To put it in ice cream terms, think of his deep catches like the peanut butter cups and the rest of his receiving work like a nice fudge ripple.

Sure, his boom-or-bust tendencies could leave you with the occasionally vanilla-only bite on a down week, but with a Justin Herbert-cherry leading the offense, I’m happy to take a big scoop of Williams!

Maple Walnut: Allen Robinson (WR, Rams)

With a big enough sample size, some trends become clear. One of those is ice creams that are flavor-plus-chunk are kind of old-person flavors: butter pecan, rum raisin, maple walnut. You get the pattern. Absolutely no shade to these flavors, though! In fact, Maple Walnut is one of my all-time favorites (a Vermonter who loves maple, who could have predicted this?). 
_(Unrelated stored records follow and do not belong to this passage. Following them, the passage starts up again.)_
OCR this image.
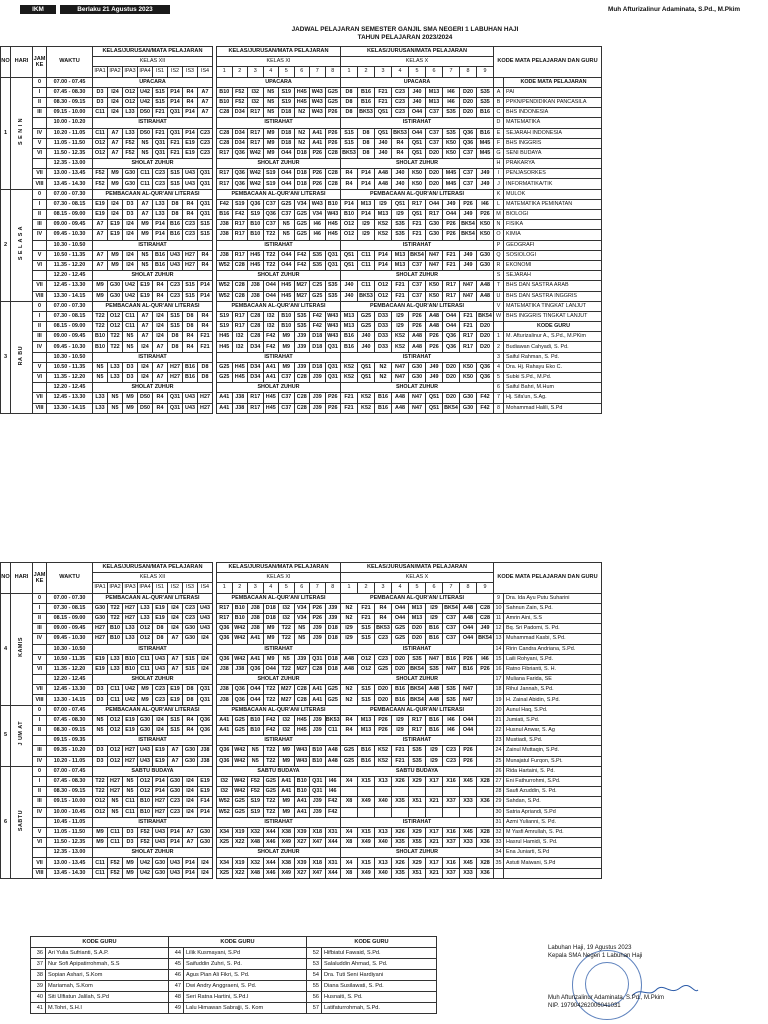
IKM	Berlaku 21 Agustus 2023	Muh Afturizalinur Adaminata, S.Pd., M.Pkim
JADWAL PELAJARAN SEMESTER GANJIL SMA NEGERI 1 LABUHAN HAJI
TAHUN PELAJARAN 2023/2024
NO	HARI	JAM KE	WAKTU	KELAS/JURUSAN/MATA PELAJARAN									KELAS/JURUSAN/MATA PELAJARAN								KELAS/JURUSAN/MATA PELAJARAN									KODE MATA PELAJARAN DAN GURU	
				KELAS XII									KELAS XI								KELAS X										
				IPA1	IPA2	IPA3	IPA4	IS1	IS2	IS3	IS4		1	2	3	4	5	6	7	8	1	2	3	4	5	6	7	8	9		
1	S E N I N	0	07.00 - 07.45	UPACARA									UPACARA								UPACARA										KODE MATA PELAJARAN
		I	07.45 - 08.30	D3	I24	O12	U42	S15	P14	R4	A7		B10	F52	I32	N5	S19	H45	W43	G25	D8	B16	F21	C23	J40	M13	I46	D20	S35	A	PAI
		II	08.30 - 09.15	D3	I24	O12	U42	S15	P14	R4	A7		B10	F52	I32	N5	S19	H45	W43	G25	D8	B16	F21	C23	J40	M13	I46	D20	S35	B	PPKN/PENDIDIKAN PANCASILA
		III	09.15 - 10.00	C11	I24	L33	D50	F21	Q31	P14	A7		C28	D34	R17	N5	D18	N2	W43	P26	D8	BK53	Q51	C23	O44	C37	S35	D20	B16	C	BHS INDONESIA
			10.00 - 10.20	ISTIRAHAT									ISTIRAHAT								ISTIRAHAT									D	MATEMATIKA
		IV	10.20 - 11.05	C11	A7	L33	D50	F21	Q31	P14	C23		C28	D34	R17	M9	D18	N2	A41	P26	S15	D8	Q51	BK53	O44	C37	S35	Q36	B16	E	SEJARAH INDONESIA
		V	11.05 - 11.50	O12	A7	F52	N5	Q31	F21	E19	C23		C28	D34	R17	M9	D18	N2	A41	P26	S15	D8	J40	R4	Q51	C37	K50	Q36	M45	F	BHS INGGRIS
		VI	11.50 - 12.35	O12	A7	F52	N5	Q31	F21	E19	C23		R17	Q36	W42	M9	O44	D18	P26	C28	BK53	D8	J40	R4	Q51	D20	K50	C37	M45	G	SENI BUDAYA
			12.35 - 13.00	SHOLAT ZUHUR									SHOLAT ZUHUR								SHOLAT ZUHUR									H	PRAKARYA
		VII	13.00 - 13.45	F52	M9	G30	C11	C23	S15	U43	Q31		R17	Q36	W42	S19	O44	D18	P26	C28	R4	P14	A48	J40	K50	D20	M45	C37	J49	I	PENJASORKES
		VIII	13.45 - 14.30	F52	M9	G30	C11	C23	S15	U43	Q31		R17	Q36	W42	S19	O44	D18	P26	C28	R4	P14	A48	J40	K50	D20	M45	C37	J49	J	INFORMATIKA/TIK
2	S E L A S A	0	07.00 - 07.30	PEMBACAAN AL-QUR'AN/ LITERASI									PEMBACAAN AL-QUR'AN/ LITERASI								PEMBACAAN AL-QUR'AN/ LITERASI									K	MULOK
		I	07.30 - 08.15	E19	I24	D3	A7	L33	D8	R4	Q31		F42	S19	Q36	C37	G25	V34	W43	B10	P14	M13	I29	Q51	R17	O44	J49	P26	I46	L	MATEMATIKA PEMINATAN
		II	08.15 - 09.00	E19	I24	D3	A7	L33	D8	R4	Q31		B16	F42	S19	Q36	C37	G25	V34	W43	B10	P14	M13	I29	Q51	R17	O44	J49	P26	M	BIOLOGI
		III	09.00 - 09.45	A7	E19	I24	M9	P14	B16	C23	S15		J38	R17	B10	C37	N5	G25	I46	H45	O12	I29	K52	S35	F21	G30	P26	BK54	K50	N	FISIKA
		IV	09.45 - 10.30	A7	E19	I24	M9	P14	B16	C23	S15		J38	R17	B10	T22	N5	G25	I46	H45	O12	I29	K52	S35	F21	G30	P26	BK54	K50	O	KIMIA
			10.30 - 10.50	ISTIRAHAT									ISTIRAHAT								ISTIRAHAT									P	GEOGRAFI
		V	10.50 - 11.35	A7	M9	I24	N5	B16	U43	H27	R4		J38	R17	H45	T22	O44	F42	S35	Q31	Q51	C11	P14	M13	BK54	N47	F21	J49	G30	Q	SOSIOLOGI
		VI	11.35 - 12.20	A7	M9	I24	N5	B16	U43	H27	R4		W52	C28	H45	T22	O44	F42	S35	Q31	Q51	C11	P14	M13	C37	N47	F21	J49	G30	R	EKONOMI
			12.20 - 12.45	SHOLAT ZUHUR									SHOLAT ZUHUR								SHOLAT ZUHUR									S	SEJARAH
		VII	12.45 - 13.30	M9	G30	U42	E19	R4	C23	S15	P14		W52	C28	J38	O44	H45	M27	C25	S35	J40	C11	O12	F21	C37	K50	R17	N47	A48	T	BHS DAN SASTRA ARAB
		VIII	13.30 - 14.15	M9	G30	U42	E19	R4	C23	S15	P14		W52	C28	J38	O44	H45	M27	G25	S35	J40	BK53	O12	F21	C37	K50	R17	N47	A48	U	BHS DAN SASTRA INGGRIS
3	RA BU	0	07.00 - 07.30	PEMBACAAN AL-QUR'AN/ LITERASI									PEMBACAAN AL-QUR'AN/ LITERASI								PEMBACAAN AL-QUR'AN/ LITERASI									V	MATEMATIKA TINGKAT LANJUT
		I	07.30 - 08.15	T22	O12	C11	A7	I24	S15	D8	R4		S19	R17	C28	I32	B10	S35	F42	W43	M13	G25	D33	I29	P26	A48	O44	F21	BK54	W	BHS INGGRIS TINGKAT LANJUT
		II	08.15 - 09.00	T22	O12	C11	A7	I24	S15	D8	R4		S19	R17	C28	I32	B10	S35	F42	W43	M13	G25	D33	I29	P26	A48	O44	F21	D20		KODE GURU
		III	09.00 - 09.45	B10	T22	N5	A7	I24	D8	R4	F21		H45	I32	C28	F42	M9	J39	D18	W43	B16	J40	D33	K52	A48	P26	Q36	R17	D20	1	M. Afturizalinur A., S.Pd., M.PKim
		IV	09.45 - 10.30	B10	T22	N5	I24	A7	D8	R4	F21		H45	I32	D34	F42	M9	J39	D18	Q31	B16	J40	D33	K52	A48	P26	Q36	R17	D20	2	Budiawan Cahyadi, S. Pd.
			10.30 - 10.50	ISTIRAHAT									ISTIRAHAT								ISTIRAHAT									3	Saiful Rahman, S. Pd.
		V	10.50 - 11.35	N5	L33	D3	I24	A7	H27	B16	D8		G25	H45	D34	A41	M9	J39	D18	Q31	K52	Q51	N2	N47	G30	J49	D20	K50	Q36	4	Dra. Hj. Rahayu Eko C.
		VI	11.35 - 12.20	N5	L33	D3	I24	A7	H27	B16	D8		G25	H45	D34	A41	C37	C28	J39	Q31	K52	Q51	N2	N47	G30	J49	D20	K50	Q36	5	Subki S.Pd., M.Pd.
			12.20 - 12.45	SHOLAT ZUHUR									SHOLAT ZUHUR								SHOLAT ZUHUR									6	Saiful Bahri, M.Hum
		VII	12.45 - 13.30	L33	N5	M9	D50	R4	Q31	U43	H27		A41	J38	R17	H45	C37	C28	J39	P26	F21	K52	B16	A48	N47	Q51	D20	G30	F42	7	Hj. Sifa'un, S.Ag.
		VIII	13.30 - 14.15	L33	N5	M9	D50	R4	Q31	U43	H27		A41	J38	R17	H45	C37	C28	J39	P26	F21	K52	B16	A48	N47	Q51	BK54	G30	F42	8	Mohammad Halili, S.Pd
NO	HARI	JAM KE	WAKTU	KELAS/JURUSAN/MATA PELAJARAN									KELAS/JURUSAN/MATA PELAJARAN								KELAS/JURUSAN/MATA PELAJARAN									KODE MATA PELAJARAN DAN GURU	
				KELAS XII									KELAS XI								KELAS X										
				IPA1	IPA2	IPA3	IPA4	IS1	IS2	IS3	IS4		1	2	3	4	5	6	7	8	1	2	3	4	5	6	7	8	9		
4	KAMIS	0	07.00 - 07.30	PEMBACAAN AL-QUR'AN/ LITERASI									PEMBACAAN AL-QUR'AN/ LITERASI								PEMBACAAN AL-QUR'AN/ LITERASI									9	Dra. Ida Ayu Putu Suharini
		I	07.30 - 08.15	G30	T22	H27	L33	E19	I24	C23	U43		R17	B10	J38	D18	I32	V34	P26	J39	N2	F21	R4	O44	M13	I29	BK54	A48	C28	10	Sahnun Zain, S.Pd.
		II	08.15 - 09.00	G30	T22	H27	L33	E19	I24	C23	U43		R17	B10	J38	D18	I32	V34	P26	J39	N2	F21	R4	O44	M13	I29	C37	A48	C28	11	Amrin Aini, S.S
		III	09.00 - 09.45	H27	B10	L33	O12	D8	I24	G30	U43		Q36	W42	J38	M9	T22	N5	J39	D18	I29	S15	BK53	G25	D20	B16	C37	O44	J49	12	Bq. Sri Padomi, S. Pd.
		IV	09.45 - 10.30	H27	B10	L33	O12	D8	A7	G30	I24		Q36	W42	A41	M9	T22	N5	J39	D18	I29	S15	C23	G25	D20	B16	C37	O44	BK54	13	Muhammad Kasbi, S.Pd.
			10.30 - 10.50	ISTIRAHAT									ISTIRAHAT								ISTIRAHAT									14	Ririn Candra Andriana, S.Pd.
		V	10.50 - 11.35	E19	L33	B10	C11	U43	A7	S15	I24		Q36	W42	A41	M9	N5	J39	Q31	D18	A48	O12	C23	D20	S35	N47	B16	P26	I46	15	Laili Rohyani, S.Pd.
		VI	11.35 - 12.20	E19	L33	B10	C11	U43	A7	S15	I24		J38	J38	Q36	O44	T22	M27	C28	D18	A48	O12	G25	D20	BK54	S35	N47	B16	P26	16	Ratno Fibrianti, S. H.
			12.20 - 12.45	SHOLAT ZUHUR									SHOLAT ZUHUR								SHOLAT ZUHUR									17	Muliana Farida, SE
		VII	12.45 - 13.30	D3	C11	U42	M9	C23	E19	D8	Q31		J38	Q36	O44	T22	M27	C28	A41	G25	N2	S15	D20	B16	BK54	A48	S35	N47		18	Rihul Jannah, S.Pd.
		VIII	13.30 - 14.15	D3	C11	U42	M9	C23	E19	D8	Q31		J38	Q36	O44	T22	M27	C28	A41	G25	N2	S15	D20	B16	BK54	A48	S35	N47		19	H. Zainal Abidin, S.Pd.
5	J UM AT	0	07.00 - 07.45	PEMBACAAN AL-QUR'AN/ LITERASI									PEMBACAAN AL-QUR'AN/ LITERASI								PEMBACAAN AL-QUR'AN/ LITERASI									20	Aunul Haq, S.Pd.
		I	07.45 - 08.30	N5	O12	E19	G30	I24	S15	R4	Q36		A41	G25	B10	F42	I32	H45	J39	BK53	R4	M13	P26	I29	R17	B16	I46	O44		21	Jumiati, S.Pd.
		II	08.30 - 09.15	N5	O12	E19	G30	I24	S15	R4	Q36		A41	G25	B10	F42	I32	H45	J39	C11	R4	M13	P26	I29	R17	B16	I46	O44		22	Husnul Anwar, S. Ag
			09.15 - 09.35	ISTIRAHAT									ISTIRAHAT								ISTIRAHAT									23	Mustiadi, S.Pd.
		III	09.35 - 10.20	D3	O12	H27	U43	E19	A7	G30	J38		Q36	W42	N5	T22	M9	W43	B10	A48	G25	B16	K52	F21	S35	I29	C23	P26		24	Zainul Muttaqin, S.Pd.
		IV	10.20 - 11.05	D3	O12	H27	U43	E19	A7	G30	J38		Q36	W42	N5	T22	M9	W43	B10	A48	G25	B16	K52	F21	S35	I29	C23	P26		25	Munajatul Furqon, S.Pt.
6	SABTU	0	07.00 - 07.45	SABTU BUDAYA									SABTU BUDAYA								SABTU BUDAYA									26	Rida Hartaini, S. Pd.
		I	07.45 - 08.30	T22	H27	N5	O12	P14	G30	I24	E19		I32	W42	F52	G25	A41	B10	Q31	I46	X4	X15	X13	X26	X29	X17	X16	X45	X28	27	Eni Fathurrohmi, S.Pd.
		II	08.30 - 09.15	T22	H27	N5	O12	P14	G30	I24	E19		I32	W42	F52	G25	A41	B10	Q31	I46										28	Saufi Azuddin, S. Pd.
		III	09.15 - 10.00	O12	N5	C11	B10	H27	C23	I24	F14		W52	G25	S19	T22	M9	A41	J39	F42	X8	X49	X40	X35	X51	X21	X37	X33	X36	29	Sahdan, S.Pd.
		IV	10.00 - 10.45	O12	N5	C11	B10	H27	C23	I24	P14		W52	G25	S19	T22	M9	A41	J39	F42										30	Satria Apriandi, S.Pd
			10.45 - 11.05	ISTIRAHAT									ISTIRAHAT								ISTIRAHAT									31	Azmi Yulianni, S. Pd.
		V	11.05 - 11.50	M9	C11	D3	F52	U43	P14	A7	G30		X34	X19	X32	X44	X38	X39	X18	X31	X4	X15	X13	X26	X29	X17	X16	X45	X28	32	M Yasfi Amrullah, S. Pd.
		VI	11.50 - 12.35	M9	C11	D3	F52	U43	P14	A7	G30		X25	X22	X48	X46	X49	X27	X47	X44	X8	X49	X40	X35	X55	X21	X37	X33	X36	33	Hasrul Hamidi, S. Pd.
			12.35 - 13.00	SHOLAT ZUHUR									SHOLAT ZUHUR								SHOLAT ZUHUR									34	Ena Juniarti, S.Pd
		VII	13.00 - 13.45	C11	F52	M9	U42	G30	U43	P14	I24		X34	X19	X32	X44	X38	X39	X18	X31	X4	X15	X13	X26	X29	X17	X16	X45	X28	35	Astuti Maiwani, S.Pd
		VIII	13.45 - 14.30	C11	F52	M9	U42	G30	U43	P14	I24		X25	X22	X48	X46	X49	X27	X47	X44	X8	X49	X40	X35	X51	X21	X37	X33	X36		
KODE GURU		KODE GURU		KODE GURU	
36	Ari Yulia Sufrianti, S.A.P.	44	Lilik Kusmayani, S.Pd	52	Hifbiatul Fawaid, S.Pd.
37	Nur Sofi Apipatirrohmah, S.S	45	Saifuddin Zuhri, S. Pd.	53	Salaluddin Ahmad, S. Pd.
38	Sopian Ashari, S.Kom	46	Agus Pian Ali Fikri, S. Pd.	54	Dra. Tuti Seni Hardiyani
39	Mariamah, S.Kom	47	Dwi Andry Anggraeni, S. Pd.	55	Diana Susilawati, S. Pd.
40	Siti Ulfiatun Jalilah, S.Pd	48	Seri Ratna Hartini, S.Pd.I	56	Husnaiti, S. Pd.
41	M.Tohri, S.H.I	49	Lalu Himawan Sabrajji, S. Kom	57	Latifaturrohmah, S.Pd.
Labuhan Haji, 19 Agustus 2023
Kepala SMA Negeri 1 Labuhan Haji
Muh Afturizalinur Adaminata, S.Pd., M.Pkim
NIP. 197904262006041031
Allen Robinson has made 71 contested catches since 2018, the most among WRs in the NFL.

Allen Robinson is Maple Walnut. At age 29, he’s not yet past the “wide receiver prime,” but he is getting up there. And I don’t need to remind anyone what a down year he had in 2021, racking up only 410 yards on 38 receptions and 66 targets through 12 games played. But that was his worst season by far, even worse than his paltry rookie season. If you exclude that season and 2017, where he tore his ACL in Week 1, he averaged 906 yards on 68 receptions and 117 targets. He had over 150 targets in five of those six years. That’s more like the Robinson that we should see in 2022.

His average stats over those years actually aren’t too far off from the combined production of Robert Woods and Odell Beckham Jr. (OBJ) in 2021. Yes, vacated targets are kind of a myth, but the Rams didn’t get Robinson to sit on the bench, and they don’t have a ton of depth behind him and Kupp. They’re likely to be a pass-heavy offense again in 2022, and Robinson should return to form. While he may not be his near-perennial WR1-self competing with Cooper Kupp for targets, he should at least be top 24 with maple-syrup-sweet upside, outperforming his current ESPN Average Draft Position (ADP) as WR30 in PPR leagues.

With preseason nearly behind us and the first week of the NFL a lick away, we are all about to be kids in a candy store with games, fantasy stats and all the sweetness of the football season!